Thrilling
- Company type: Private
- Industry: Vintage clothing
- Founded: 2018; 8 years ago
- Founder: Shilla Kim-Parker Brad Mallow
- Headquarters: Los Angeles, California, U.S.
- Key people: Shilla Kim-Parker (CEO) Brad Mallow (CTO)
- Website: shopthrilling.com

= Thrilling (company) =

Online vintage clothing marketplace

Thrilling is an online marketplace for vintage clothing, apparel and home goods. The company partners with independent vintage and secondhand clothing stores that use the platform to list, sell, and ship inventory. Thrilling was founded by Shilla Kim-Parker and Brad Mallow in 2018, In 2021, the company received $8.47 million in series A funding.

Thrilling has partnered with Banana Republic, Academy Award nominated costume designer Ruth E. Carter, and offers a studio service that uses the company's network of stores to find authentic period clothing for film and television productions. In 2020, Thrilling partnered with stylist Zerina Akers of "Black Owned Everything" to curate an online collection of vintage items from black-owned stores.

As of January 2022, Thrilling hosted listings from more than 900 vintage stores in approximately 200 cities and planned to use series A funding to improve technology such as partner store analytics, partially automating the item listing process, and adding personalization for customers shopping on the site.

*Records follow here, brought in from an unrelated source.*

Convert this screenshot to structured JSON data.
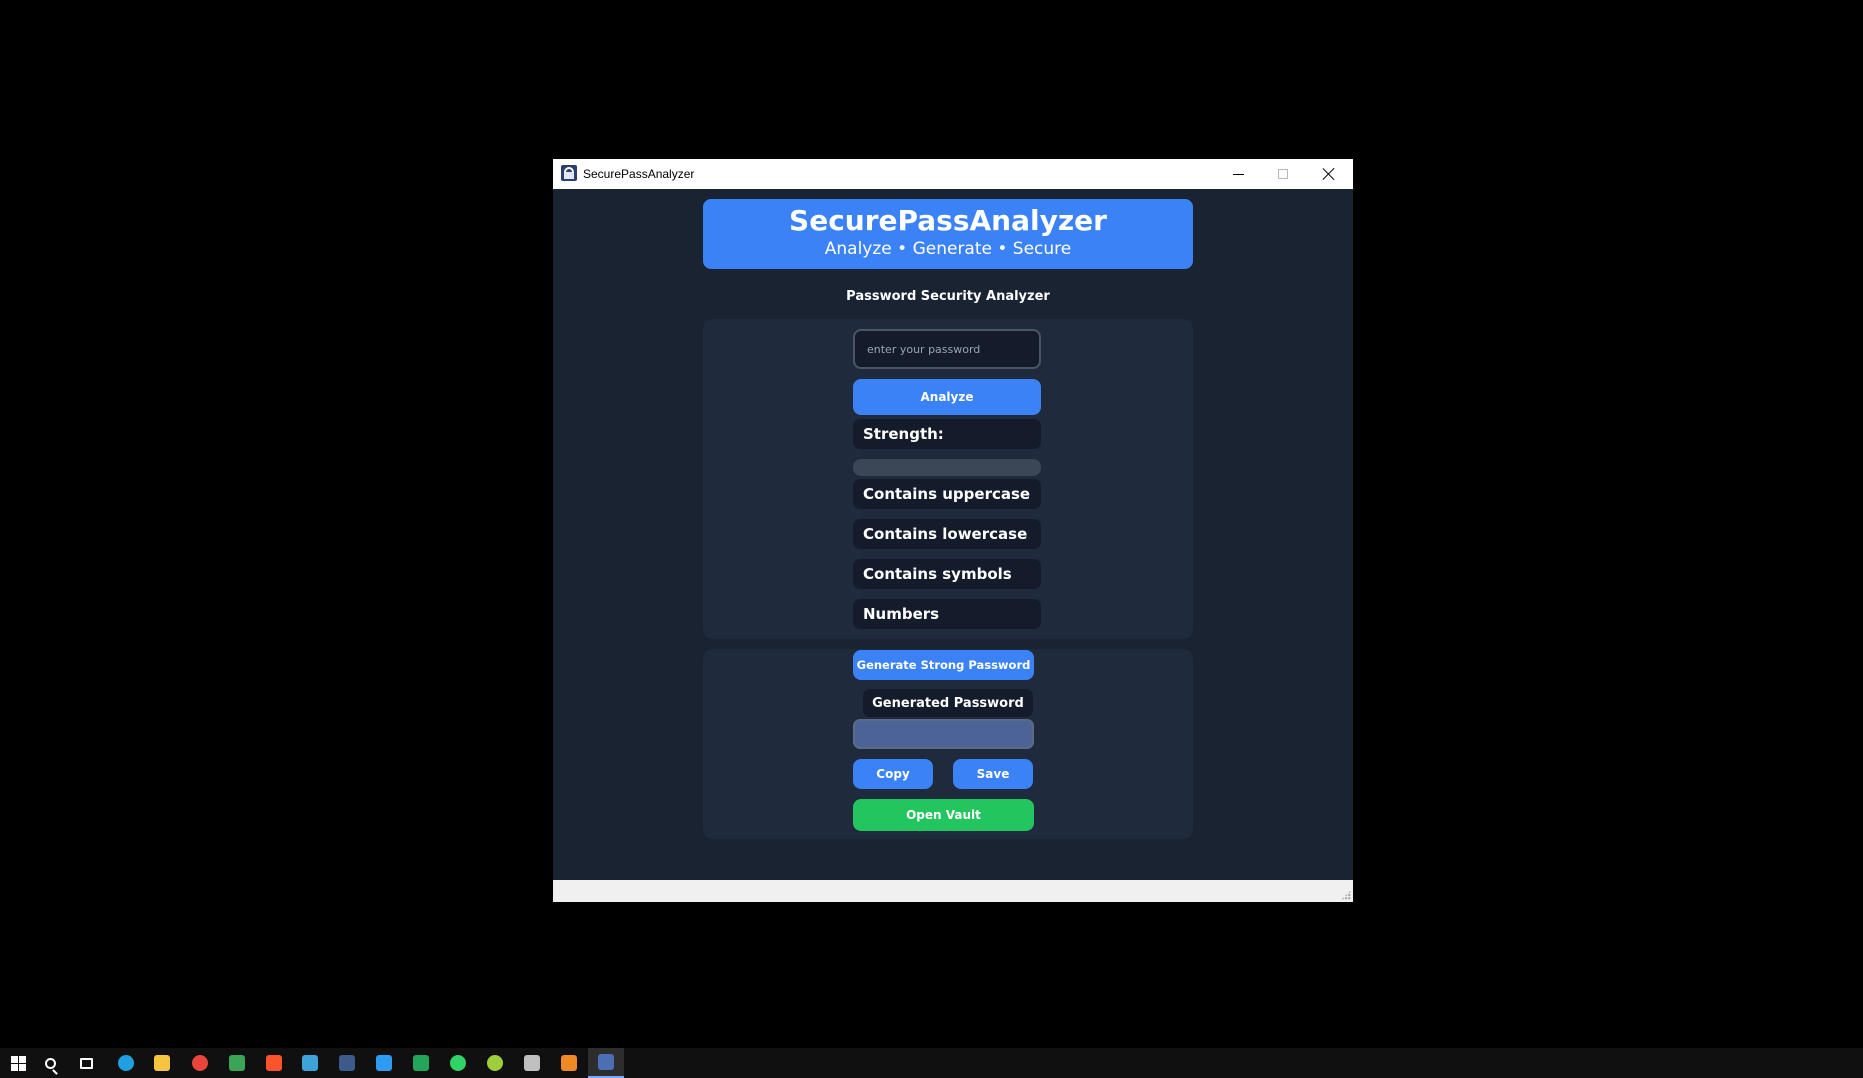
{
  "window": {
    "title": "SecurePassAnalyzer"
  },
  "header": {
    "title": "SecurePassAnalyzer",
    "subtitle": "Analyze • Generate • Secure"
  },
  "analyzer": {
    "section_title": "Password Security Analyzer",
    "password_input": {
      "value": "",
      "placeholder": "enter your password"
    },
    "analyze_label": "Analyze",
    "strength_label": "Strength:",
    "strength_fraction": 0,
    "checks": {
      "uppercase": "Contains uppercase",
      "lowercase": "Contains lowercase",
      "symbols": "Contains symbols",
      "numbers": "Numbers"
    }
  },
  "generator": {
    "generate_label": "Generate Strong Password",
    "generated_label": "Generated Password",
    "generated_value": "",
    "copy_label": "Copy",
    "save_label": "Save",
    "vault_label": "Open Vault"
  },
  "colors": {
    "accent": "#3b82f6",
    "success": "#22c55e",
    "background": "#1a2332",
    "panel": "#1f2a3c"
  },
  "taskbar": {
    "icons": [
      {
        "name": "start-icon",
        "color": "#ffffff"
      },
      {
        "name": "search-icon",
        "color": "#ffffff"
      },
      {
        "name": "task-view-icon",
        "color": "#ffffff"
      },
      {
        "name": "edge-icon",
        "color": "#1fa0e0"
      },
      {
        "name": "file-explorer-icon",
        "color": "#f5c542"
      },
      {
        "name": "chrome-icon",
        "color": "#e8453c"
      },
      {
        "name": "store-icon",
        "color": "#3aa655"
      },
      {
        "name": "brave-icon",
        "color": "#fb542b"
      },
      {
        "name": "vs-installer-icon",
        "color": "#3ea3d8"
      },
      {
        "name": "app-icon",
        "color": "#3c5a8a"
      },
      {
        "name": "vscode-icon",
        "color": "#2f9bf0"
      },
      {
        "name": "qc-icon",
        "color": "#22a65a"
      },
      {
        "name": "whatsapp-icon",
        "color": "#2fd366"
      },
      {
        "name": "green-app-icon",
        "color": "#9ccf3a"
      },
      {
        "name": "database-icon",
        "color": "#c0c0c0"
      },
      {
        "name": "orange-app-icon",
        "color": "#f08a24"
      },
      {
        "name": "securepass-taskbar-icon",
        "color": "#4a6fb5"
      }
    ]
  }
}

In May 2022, Thrilling introduced a home goods section that allows thrift shop owners to list and sell vintage home decor items.

== Funding ==
The company raised $100,000 in seed funding in 2018 followed by a $2.1 million seed funding round that closed in July 2019. In a 2021 Series A round led by Prelude Ventures, Thrilling raised $8.5 million. Investors include Prelude Ventures, Elemental Excelerator, Defy, Urban US, Phoenix Rising, Closed Loop, and Congruent Ventures.

== Business model ==
Thrilling's primary competitors include the handmade and vintage craft site Etsy, Etsy's Peer-to-peer social E-commerce subsidiary Depop, and the peer-to-peer sites Poshmark and Tradesy. Most competitors rely on peer-to-peer sales and social media-influenced features, but Thrilling sellers must be Brick and mortar thrift and vintage stores. The company's social media presence and customer support via social media remains less than that of primary competitors and the site lacks customer reviews in large enough numbers to provide adequate ratings from some service categories.

The Thrilling platform allows store owners to list inventory online and handles sale, shipping and returns for a 10% commission. During the first two months of the COVID-19 pandemic these commissions were waived to allow shop owners to maximize income. The Thrilling platform contains technology to assist shop owners in digitizing large inventories, including the ability to use photography to detect an item's size and recommended price.

=== Services ===
- Vintage Studios Services: Thrilling provides access to its network of vintage stores for costume designers looking to purchase or rent clothing for film and television productions. Costume designer Ruth E. Carter is the service's first brand ambassador and will use the service on 2022 productions.
- Thrilling On Demand: In New York City and Los Angeles, Thrilling offers a Vintage Assistant who will photograph and list inventory items for $3 per listing.

== Partnerships and collections ==
- Zerina Akers: Thrilling partnered with Akers and Black Owned Everything to curate a collection of the best items from black-owned stores.
- Ruth E. Carter: Carter served as brand ambassador for Thrilling's Vintage Studios Service.
- Banana Republic: worked with Thrilling to track down classic Banana Republic designs from the 80s and 90s and inspire the company's modern collection. All proceeds from Thrilling's Banana Republic brand collection go to the vintage stores.
- Goodwill Industries: Thrilling partnered with Goodwill and Janelle Monáe's stylist Ali Mandelkorn to curate a collection of clothing from Goodwill SoCal. The first collection included pieces donated by Mel B and Tatyana Ali.
- Mona May: Mona May worked with Thrilling to create a 90s-inspired vintage collection.